The service architect inquires as to why these services have been joined together and she is told that the services do not meet their needs. She is informed that if this new method was put into the OSIDs, then it would be compliant.  There isn't much she can do to affect the OSIDs within the time frame of this project's milestone. Not yet knowing the details of the problem she talks in generalities that this is usually sign of a factoring issue. This is not is received well as she was already given the solution to the problem.

On other projects, the service architect can generally align with one of the project roles to help get the others on board. She can speak to the product owner's vision or simplify the work of an OSID implementation developer. When it comes to performance issues, she is alone to defend the methodology that appears to fly in the face of efficiency.

Back in The Lair

The service architect returns to her think tank to ponder the problem. She traces the problem starting from the requirement of discerning among the organizations who can do what with Holds of various Issues. Issues do constrain Holds and that seems like the place to do it. She eventually arrives at the same place the developers on the project did.

Knowing that hacking up cross-service methods made to look like legititmate service operations is akin to putting lipstick on a pig, she takes a different approach. She decides to work the problem backwards. 

Why are they capturing this data? To enforce a policy.

Authorization

At the end of the day, it's all about saying yes or no to an Agent.

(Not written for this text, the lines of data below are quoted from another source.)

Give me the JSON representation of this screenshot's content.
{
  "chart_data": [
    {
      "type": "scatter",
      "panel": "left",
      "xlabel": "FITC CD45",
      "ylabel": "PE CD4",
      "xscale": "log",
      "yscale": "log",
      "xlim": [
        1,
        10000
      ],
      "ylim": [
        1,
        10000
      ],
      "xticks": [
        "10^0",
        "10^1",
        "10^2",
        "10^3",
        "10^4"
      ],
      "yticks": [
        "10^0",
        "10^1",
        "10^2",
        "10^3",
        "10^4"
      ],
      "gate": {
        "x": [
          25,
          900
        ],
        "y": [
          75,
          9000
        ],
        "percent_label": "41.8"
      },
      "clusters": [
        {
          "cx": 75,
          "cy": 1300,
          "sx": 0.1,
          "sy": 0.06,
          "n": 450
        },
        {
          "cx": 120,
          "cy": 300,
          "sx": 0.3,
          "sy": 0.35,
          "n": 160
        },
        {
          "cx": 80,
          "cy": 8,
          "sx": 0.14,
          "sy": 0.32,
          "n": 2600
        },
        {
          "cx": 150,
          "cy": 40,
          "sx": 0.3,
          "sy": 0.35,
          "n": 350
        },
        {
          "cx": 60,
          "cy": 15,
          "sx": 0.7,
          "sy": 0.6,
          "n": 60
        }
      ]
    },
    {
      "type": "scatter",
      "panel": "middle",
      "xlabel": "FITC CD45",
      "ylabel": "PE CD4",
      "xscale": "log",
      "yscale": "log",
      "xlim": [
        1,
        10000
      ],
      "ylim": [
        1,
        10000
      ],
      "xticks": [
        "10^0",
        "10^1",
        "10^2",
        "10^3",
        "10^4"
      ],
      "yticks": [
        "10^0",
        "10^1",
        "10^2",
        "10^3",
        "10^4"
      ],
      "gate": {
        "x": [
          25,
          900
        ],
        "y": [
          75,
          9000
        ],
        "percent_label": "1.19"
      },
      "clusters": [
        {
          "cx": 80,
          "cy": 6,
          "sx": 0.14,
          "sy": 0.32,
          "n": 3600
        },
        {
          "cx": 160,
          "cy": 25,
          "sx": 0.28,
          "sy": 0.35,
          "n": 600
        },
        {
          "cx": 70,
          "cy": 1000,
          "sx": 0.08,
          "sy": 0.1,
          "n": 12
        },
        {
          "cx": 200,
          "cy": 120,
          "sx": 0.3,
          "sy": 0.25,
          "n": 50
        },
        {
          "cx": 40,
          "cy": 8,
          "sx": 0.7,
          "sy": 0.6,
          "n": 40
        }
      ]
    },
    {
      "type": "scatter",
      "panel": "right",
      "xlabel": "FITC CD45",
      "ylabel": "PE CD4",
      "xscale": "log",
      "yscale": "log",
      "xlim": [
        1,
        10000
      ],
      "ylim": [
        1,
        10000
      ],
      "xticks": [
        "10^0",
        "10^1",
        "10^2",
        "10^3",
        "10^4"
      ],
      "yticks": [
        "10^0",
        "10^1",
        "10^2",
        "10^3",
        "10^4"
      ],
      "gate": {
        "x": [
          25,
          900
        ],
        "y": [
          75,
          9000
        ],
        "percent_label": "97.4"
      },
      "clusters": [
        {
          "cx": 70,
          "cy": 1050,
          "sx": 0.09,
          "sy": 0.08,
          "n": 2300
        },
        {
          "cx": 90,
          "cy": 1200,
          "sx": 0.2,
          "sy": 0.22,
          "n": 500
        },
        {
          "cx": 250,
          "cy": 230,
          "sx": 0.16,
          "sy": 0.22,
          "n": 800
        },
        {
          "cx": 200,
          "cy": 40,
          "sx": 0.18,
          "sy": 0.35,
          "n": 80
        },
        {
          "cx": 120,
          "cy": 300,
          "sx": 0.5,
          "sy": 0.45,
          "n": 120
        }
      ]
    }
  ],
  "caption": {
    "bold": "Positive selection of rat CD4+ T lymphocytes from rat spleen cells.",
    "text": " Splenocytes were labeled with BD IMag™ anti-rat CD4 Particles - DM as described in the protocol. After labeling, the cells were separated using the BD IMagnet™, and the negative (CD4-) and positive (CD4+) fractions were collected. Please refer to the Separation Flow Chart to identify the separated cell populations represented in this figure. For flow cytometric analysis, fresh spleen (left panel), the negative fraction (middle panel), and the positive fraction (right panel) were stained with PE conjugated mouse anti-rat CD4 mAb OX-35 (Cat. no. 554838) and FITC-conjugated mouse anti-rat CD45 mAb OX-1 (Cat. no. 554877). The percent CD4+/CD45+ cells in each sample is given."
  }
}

The service architect looks at authorization without concerning herself with how it got there. Immediately she notices something disturbing. The application is performing its own authorization in the checkPlaceHold() method and not even allowing the Hold OSID Provider to perform its own authorization enforcement. The enforcement must occur within the provider and the Authorization OSID can be brought in to help it out. 

insert picture

An Authorization check based on an Agent, Function, and Qualifier. The Function is "can create Hold."